Boughey Imogen, Hall Evelyn, Bush Russell
Sydney School of Veterinary Science, The University of Sydney, 425 Werombi Road, Camden, NSW 2567, Australia.
Animals (Basel). 2025 Aug 11;15(16):2357. doi: 10.3390/ani15162357.
The Australian alpaca industry is continuing to develop as an alternative fibre industry to the traditional merino or angora industries. This study aimed to investigate herd behaviour in an extensive system in south eastern Australia. Healthy adult female alpacas (Huacaya n = 32, Suri n = 32) over two years old were inducted into the trial and kept together across a 10 month period. A total of 5 animals were removed during the study due to illthrift or death unrelated to the study. GoPro cameras were set up at 5 locations in the paddock for 3 days in the middle of every season (Summer, Autumn, Winter, Spring) to record alpaca behaviour without a human observer present. Visual observations were taken at 0800, 1000, 1100, 1300, 1500 for 60 min. Behaviour observations were taken every 5 min from the videos according to a prepared ethogram. A count of animals exhibiting each behaviour was recorded at each time point within each of the designated 60-minute periods. A generalised linear mixed-effects model (GLMM) was run on binary data for each behaviour. Behaviours that returned a predicted proportion of over 0.10 for all seasons were used in an ordinal logistic regression that was then utilised to determine the effect of the season, time of day, and weather conditions on the number of animals. Season significantly impacted the number of alpacas grazing, resting, and standing ( < 0.0001). Alpacas were more likely to be grazing throughout the day in cooler seasons (autumn, winter) and resting in the warmer parts of the day in summer and spring. The time of day impacted the proportion of alpacas resting and grazing ( < 0.05) but not standing ( = 0.4432). This study highlights that alpacas spend the majority of the daylight hours grazing, with some variability across different seasons, which may impact ideal management practices to optimise production in an extensive system.

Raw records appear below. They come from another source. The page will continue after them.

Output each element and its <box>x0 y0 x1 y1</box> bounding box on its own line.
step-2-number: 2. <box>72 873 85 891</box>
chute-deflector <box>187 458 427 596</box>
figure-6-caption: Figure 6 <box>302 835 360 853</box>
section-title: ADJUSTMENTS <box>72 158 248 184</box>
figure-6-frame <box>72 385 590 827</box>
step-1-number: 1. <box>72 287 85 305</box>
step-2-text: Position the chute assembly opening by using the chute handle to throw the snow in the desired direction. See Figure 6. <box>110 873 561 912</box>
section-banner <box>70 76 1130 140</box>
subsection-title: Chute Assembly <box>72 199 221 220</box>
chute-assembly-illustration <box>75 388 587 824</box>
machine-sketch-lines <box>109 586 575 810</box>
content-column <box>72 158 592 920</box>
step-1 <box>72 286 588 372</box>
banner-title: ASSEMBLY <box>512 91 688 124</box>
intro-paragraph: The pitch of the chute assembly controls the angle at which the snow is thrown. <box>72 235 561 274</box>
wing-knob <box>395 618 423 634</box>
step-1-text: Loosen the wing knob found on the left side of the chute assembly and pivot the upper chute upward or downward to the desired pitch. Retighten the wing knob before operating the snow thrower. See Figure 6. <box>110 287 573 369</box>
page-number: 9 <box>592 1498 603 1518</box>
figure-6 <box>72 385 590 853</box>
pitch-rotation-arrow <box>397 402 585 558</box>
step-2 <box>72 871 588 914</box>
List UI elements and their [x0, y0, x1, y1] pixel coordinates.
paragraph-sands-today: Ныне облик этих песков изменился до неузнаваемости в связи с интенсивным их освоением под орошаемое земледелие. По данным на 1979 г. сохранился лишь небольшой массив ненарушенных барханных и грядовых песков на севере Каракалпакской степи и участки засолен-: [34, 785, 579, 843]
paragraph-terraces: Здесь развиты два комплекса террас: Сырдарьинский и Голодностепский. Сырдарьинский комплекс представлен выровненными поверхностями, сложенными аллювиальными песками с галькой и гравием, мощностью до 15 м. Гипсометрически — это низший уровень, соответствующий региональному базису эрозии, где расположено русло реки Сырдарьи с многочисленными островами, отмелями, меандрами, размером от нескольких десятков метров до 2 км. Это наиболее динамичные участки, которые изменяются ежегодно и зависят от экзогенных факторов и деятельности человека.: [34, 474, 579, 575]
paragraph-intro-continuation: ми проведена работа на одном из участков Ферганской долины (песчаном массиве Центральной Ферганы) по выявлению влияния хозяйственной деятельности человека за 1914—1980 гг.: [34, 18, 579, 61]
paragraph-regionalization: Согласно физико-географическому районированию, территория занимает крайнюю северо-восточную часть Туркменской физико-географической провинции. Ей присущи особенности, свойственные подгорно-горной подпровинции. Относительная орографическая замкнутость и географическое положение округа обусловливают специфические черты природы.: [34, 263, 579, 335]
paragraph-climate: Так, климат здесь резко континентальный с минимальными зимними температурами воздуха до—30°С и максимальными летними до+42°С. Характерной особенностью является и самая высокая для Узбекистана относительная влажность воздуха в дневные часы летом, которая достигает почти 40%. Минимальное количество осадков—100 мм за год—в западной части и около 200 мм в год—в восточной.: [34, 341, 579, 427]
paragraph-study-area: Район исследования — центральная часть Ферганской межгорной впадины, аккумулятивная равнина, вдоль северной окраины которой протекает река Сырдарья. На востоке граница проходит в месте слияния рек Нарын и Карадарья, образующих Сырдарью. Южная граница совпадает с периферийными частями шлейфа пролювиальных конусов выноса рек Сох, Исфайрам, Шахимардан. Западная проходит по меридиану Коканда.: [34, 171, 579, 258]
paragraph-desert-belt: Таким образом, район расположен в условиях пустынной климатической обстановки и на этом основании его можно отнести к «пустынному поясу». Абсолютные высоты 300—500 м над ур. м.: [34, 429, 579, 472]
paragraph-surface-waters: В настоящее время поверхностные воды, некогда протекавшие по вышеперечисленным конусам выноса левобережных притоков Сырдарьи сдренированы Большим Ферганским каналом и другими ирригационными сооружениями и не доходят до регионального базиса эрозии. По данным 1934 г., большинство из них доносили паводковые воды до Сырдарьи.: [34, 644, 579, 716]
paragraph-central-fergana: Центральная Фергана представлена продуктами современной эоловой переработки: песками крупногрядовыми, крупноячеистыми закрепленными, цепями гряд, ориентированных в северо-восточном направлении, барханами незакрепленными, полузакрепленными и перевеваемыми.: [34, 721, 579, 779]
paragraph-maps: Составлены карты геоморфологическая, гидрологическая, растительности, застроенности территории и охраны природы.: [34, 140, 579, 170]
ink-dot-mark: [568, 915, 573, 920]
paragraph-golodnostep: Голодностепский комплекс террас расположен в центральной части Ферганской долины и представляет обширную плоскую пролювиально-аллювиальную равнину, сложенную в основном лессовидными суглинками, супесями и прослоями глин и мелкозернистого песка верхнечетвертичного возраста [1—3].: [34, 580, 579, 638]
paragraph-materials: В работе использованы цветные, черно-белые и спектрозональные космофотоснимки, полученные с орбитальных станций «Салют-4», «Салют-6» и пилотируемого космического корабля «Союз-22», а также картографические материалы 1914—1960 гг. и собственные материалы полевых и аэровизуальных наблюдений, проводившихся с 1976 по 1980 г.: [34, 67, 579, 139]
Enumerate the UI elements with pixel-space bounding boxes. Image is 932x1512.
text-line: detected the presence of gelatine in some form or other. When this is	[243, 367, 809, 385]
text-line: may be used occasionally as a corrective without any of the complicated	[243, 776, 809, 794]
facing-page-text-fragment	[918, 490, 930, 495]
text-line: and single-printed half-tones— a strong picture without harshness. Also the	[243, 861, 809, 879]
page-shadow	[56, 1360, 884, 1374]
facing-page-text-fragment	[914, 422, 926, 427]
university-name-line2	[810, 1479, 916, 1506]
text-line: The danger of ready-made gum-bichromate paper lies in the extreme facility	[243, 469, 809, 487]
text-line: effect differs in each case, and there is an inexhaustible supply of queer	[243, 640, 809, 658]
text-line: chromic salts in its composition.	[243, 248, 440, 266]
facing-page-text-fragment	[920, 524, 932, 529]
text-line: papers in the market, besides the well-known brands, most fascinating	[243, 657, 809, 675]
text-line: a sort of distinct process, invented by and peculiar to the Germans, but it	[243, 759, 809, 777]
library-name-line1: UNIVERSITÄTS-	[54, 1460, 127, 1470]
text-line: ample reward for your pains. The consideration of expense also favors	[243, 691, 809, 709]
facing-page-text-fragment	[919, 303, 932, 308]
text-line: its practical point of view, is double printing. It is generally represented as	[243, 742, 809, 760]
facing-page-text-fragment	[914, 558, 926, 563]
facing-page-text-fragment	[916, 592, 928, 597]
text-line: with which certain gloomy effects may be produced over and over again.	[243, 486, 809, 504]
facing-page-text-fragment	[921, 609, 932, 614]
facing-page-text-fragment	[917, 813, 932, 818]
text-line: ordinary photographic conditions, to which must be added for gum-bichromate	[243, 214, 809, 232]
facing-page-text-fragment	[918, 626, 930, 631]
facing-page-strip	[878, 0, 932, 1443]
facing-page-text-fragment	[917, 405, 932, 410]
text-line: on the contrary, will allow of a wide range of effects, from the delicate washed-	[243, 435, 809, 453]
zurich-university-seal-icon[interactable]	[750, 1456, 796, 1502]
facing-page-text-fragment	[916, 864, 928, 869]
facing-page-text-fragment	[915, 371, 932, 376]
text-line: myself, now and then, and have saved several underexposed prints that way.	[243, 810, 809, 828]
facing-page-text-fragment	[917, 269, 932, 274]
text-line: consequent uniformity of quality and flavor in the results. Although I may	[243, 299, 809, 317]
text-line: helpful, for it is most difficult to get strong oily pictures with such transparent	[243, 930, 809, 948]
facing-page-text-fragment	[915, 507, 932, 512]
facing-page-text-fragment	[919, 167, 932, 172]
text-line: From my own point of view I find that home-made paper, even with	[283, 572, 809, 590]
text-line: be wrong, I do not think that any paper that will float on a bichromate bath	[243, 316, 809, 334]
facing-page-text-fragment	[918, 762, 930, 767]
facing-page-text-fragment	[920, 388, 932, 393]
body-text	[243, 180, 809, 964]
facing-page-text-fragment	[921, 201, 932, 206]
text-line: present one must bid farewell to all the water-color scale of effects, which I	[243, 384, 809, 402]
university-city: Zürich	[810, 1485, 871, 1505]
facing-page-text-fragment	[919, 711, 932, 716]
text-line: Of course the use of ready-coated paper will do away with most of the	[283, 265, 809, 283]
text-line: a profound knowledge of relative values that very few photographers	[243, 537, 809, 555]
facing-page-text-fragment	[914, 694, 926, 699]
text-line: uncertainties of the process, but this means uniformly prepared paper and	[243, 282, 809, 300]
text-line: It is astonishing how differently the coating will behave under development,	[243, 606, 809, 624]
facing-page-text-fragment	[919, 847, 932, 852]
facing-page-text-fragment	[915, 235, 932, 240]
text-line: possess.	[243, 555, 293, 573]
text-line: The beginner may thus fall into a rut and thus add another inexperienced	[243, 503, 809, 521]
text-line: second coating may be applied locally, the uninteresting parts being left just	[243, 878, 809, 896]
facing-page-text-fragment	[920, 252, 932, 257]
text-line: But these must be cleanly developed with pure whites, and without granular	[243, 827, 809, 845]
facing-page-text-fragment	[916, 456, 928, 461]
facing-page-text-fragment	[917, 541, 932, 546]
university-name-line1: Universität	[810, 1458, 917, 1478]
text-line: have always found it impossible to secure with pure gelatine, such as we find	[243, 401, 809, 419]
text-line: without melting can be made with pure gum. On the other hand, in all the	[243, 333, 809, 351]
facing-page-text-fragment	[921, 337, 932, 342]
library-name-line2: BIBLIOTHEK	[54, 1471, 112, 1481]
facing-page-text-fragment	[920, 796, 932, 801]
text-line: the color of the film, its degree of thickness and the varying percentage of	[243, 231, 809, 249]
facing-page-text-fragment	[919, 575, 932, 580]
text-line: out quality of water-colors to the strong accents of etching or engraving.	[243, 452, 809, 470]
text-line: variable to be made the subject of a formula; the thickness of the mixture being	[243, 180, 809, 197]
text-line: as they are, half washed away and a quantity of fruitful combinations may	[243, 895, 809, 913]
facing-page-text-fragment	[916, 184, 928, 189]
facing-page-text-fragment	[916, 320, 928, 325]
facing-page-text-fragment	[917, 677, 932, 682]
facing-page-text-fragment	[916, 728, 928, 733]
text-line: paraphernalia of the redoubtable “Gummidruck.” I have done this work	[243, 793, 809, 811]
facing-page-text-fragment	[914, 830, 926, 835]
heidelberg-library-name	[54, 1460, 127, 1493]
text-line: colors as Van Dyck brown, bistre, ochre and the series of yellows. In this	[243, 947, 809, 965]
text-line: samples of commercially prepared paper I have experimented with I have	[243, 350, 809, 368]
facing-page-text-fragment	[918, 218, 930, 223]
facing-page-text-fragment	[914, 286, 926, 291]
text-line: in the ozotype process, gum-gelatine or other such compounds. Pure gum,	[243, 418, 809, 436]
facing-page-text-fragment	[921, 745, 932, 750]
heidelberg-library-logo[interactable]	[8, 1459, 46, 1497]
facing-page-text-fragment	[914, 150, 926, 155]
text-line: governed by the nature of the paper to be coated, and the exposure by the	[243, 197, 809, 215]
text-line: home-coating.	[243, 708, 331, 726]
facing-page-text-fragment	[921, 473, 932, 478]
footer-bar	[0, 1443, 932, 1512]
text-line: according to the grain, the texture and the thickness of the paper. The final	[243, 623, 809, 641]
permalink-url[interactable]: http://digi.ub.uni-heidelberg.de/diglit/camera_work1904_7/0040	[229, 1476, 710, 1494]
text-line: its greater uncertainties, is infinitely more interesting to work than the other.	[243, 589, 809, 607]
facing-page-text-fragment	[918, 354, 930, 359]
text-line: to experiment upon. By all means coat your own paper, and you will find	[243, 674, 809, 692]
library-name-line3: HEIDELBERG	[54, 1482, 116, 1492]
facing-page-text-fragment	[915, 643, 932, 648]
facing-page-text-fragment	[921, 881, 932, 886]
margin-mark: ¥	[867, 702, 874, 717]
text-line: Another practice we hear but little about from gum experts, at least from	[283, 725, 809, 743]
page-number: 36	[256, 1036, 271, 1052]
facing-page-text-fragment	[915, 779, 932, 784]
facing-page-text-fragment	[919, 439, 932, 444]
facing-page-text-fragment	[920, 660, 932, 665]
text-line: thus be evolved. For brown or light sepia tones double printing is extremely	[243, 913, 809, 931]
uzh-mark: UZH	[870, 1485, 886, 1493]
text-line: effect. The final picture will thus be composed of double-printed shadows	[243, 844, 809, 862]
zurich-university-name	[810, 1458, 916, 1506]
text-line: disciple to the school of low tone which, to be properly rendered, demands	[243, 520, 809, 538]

澳大利亚羊驼产业作为传统美利奴或安哥拉产业之外的一种替代纤维产业,正在持续发展。本研究旨在调查澳大利亚东南部粗放养殖系统中的畜群行为。两岁以上健康成年雌性羊驼(瓦卡亚羊驼n = 32,苏利羊驼n = 32)被纳入试验,并在10个月的时间里饲养在一起。在研究期间,共有5只动物因发育不良或与研究无关的死亡而被剔除。在每个季节(夏季、秋季、冬季、春季)的中期,在围场的5个地点设置GoPro相机,持续3天,以记录羊驼在无人观察情况下的行为。在08:00、10:00、11:00、13:00、15:00进行60分钟的目视观察。根据预先准备的行为图谱,每隔5分钟从视频中进行行为观察。在每个指定的60分钟时间段内的每个时间点,记录表现出每种行为的动物数量。对每种行为的二元数据运行广义线性混合效应模型(GLMM)。在所有季节中预测比例超过0.10的行为被用于有序逻辑回归,然后用于确定季节、一天中的时间和天气条件对动物数量的影响。季节对羊驼放牧、休息和站立的数量有显著影响(<0.0001)。在较凉爽的季节(秋季、冬季),羊驼全天更有可能在放牧,而在夏季和春季一天中较温暖的时候休息。一天中的时间对羊驼休息和放牧的比例有影响(<0.05),但对站立比例没有影响(=0.4432)。本研究强调,羊驼在白天的大部分时间都在放牧,不同季节存在一些差异,这可能会影响在粗放养殖系统中优化生产的理想管理实践。